If $G$ and $H$ are groups and $f: G \to H$ is a surjective homomorphism, I can clearly see that $f(Z(G))\subseteq Z(H)$. However, I am unable to find examples where this subset relation is proper, i.e., $f(Z(G))\subsetneq Z(H)$.

The reason I am looking for such an example is because I want to prove that if $G$ is nilpotent and $f: G \to H$ is a surjective homomorphism then $H$ is nilpotent. I am using Dummit Foote to study this topic and the authors define a group to be nilpotent if its upper central series eventually becomes the entire group. If I could prove that the upper central series $Z_i (G)$ and $Z_i(H)$ satisfy that $f(Z_i(G))=Z_i(H)$ for each $i\in \mathbb Z _{\ge 0}$ then I will be done. However the case $i=1$ may not hold and this claim is apparently doomed.

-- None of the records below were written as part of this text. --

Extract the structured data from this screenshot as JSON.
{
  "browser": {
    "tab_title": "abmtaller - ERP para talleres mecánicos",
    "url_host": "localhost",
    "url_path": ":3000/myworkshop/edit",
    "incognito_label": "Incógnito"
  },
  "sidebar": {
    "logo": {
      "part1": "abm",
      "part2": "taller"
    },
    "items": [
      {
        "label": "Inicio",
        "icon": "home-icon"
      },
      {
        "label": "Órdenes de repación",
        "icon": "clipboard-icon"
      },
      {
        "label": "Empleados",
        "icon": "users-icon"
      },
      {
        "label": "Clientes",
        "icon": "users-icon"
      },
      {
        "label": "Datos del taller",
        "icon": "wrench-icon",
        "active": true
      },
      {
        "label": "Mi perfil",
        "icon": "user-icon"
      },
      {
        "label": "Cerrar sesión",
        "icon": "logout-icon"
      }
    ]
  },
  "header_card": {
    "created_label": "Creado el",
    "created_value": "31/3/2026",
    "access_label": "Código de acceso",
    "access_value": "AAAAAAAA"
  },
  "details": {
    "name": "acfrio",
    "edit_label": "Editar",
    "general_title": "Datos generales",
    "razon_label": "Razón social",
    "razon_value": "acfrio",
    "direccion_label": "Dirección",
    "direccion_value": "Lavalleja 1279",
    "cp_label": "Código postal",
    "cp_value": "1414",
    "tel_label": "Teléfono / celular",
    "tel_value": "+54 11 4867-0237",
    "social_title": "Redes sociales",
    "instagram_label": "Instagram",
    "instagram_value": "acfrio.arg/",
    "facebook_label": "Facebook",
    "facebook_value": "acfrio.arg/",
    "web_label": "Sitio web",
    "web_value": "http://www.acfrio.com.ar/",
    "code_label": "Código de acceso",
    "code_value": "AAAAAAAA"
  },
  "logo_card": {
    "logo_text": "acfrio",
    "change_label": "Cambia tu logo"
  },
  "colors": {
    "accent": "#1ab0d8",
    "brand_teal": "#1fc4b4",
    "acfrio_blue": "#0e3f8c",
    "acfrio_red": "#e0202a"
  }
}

I would appreciate if someone points me in the right direction to find a example of (nilpotent) groups $G$ and $H$ and a surjective group homomorphism $f:G\to H$ such that $f(Z(G))\subsetneq Z(H)$.


Solution 1:

Take $A_5$, a simple non-abelian group. Consider $G=A_5\wr C_2$, the wreath product with the cyclic group of order $2$. Then the center of $G$ is trivial, but there is a surjective homomorphism $G\to C_2$ and the center of $C_2$ is $C_2$.

About nilpotent example, take $G=C_2\wr Q_8$, the wreath product of $C_2$ and the quaternion group. It is a 2-group, hence nilpotent. The center of it is inside $C_2^8$. Consider the natural homomorphism $G\to Q_8$, the image of the center of $G$ is trivial, but the center of $Q_8$ is not trivial.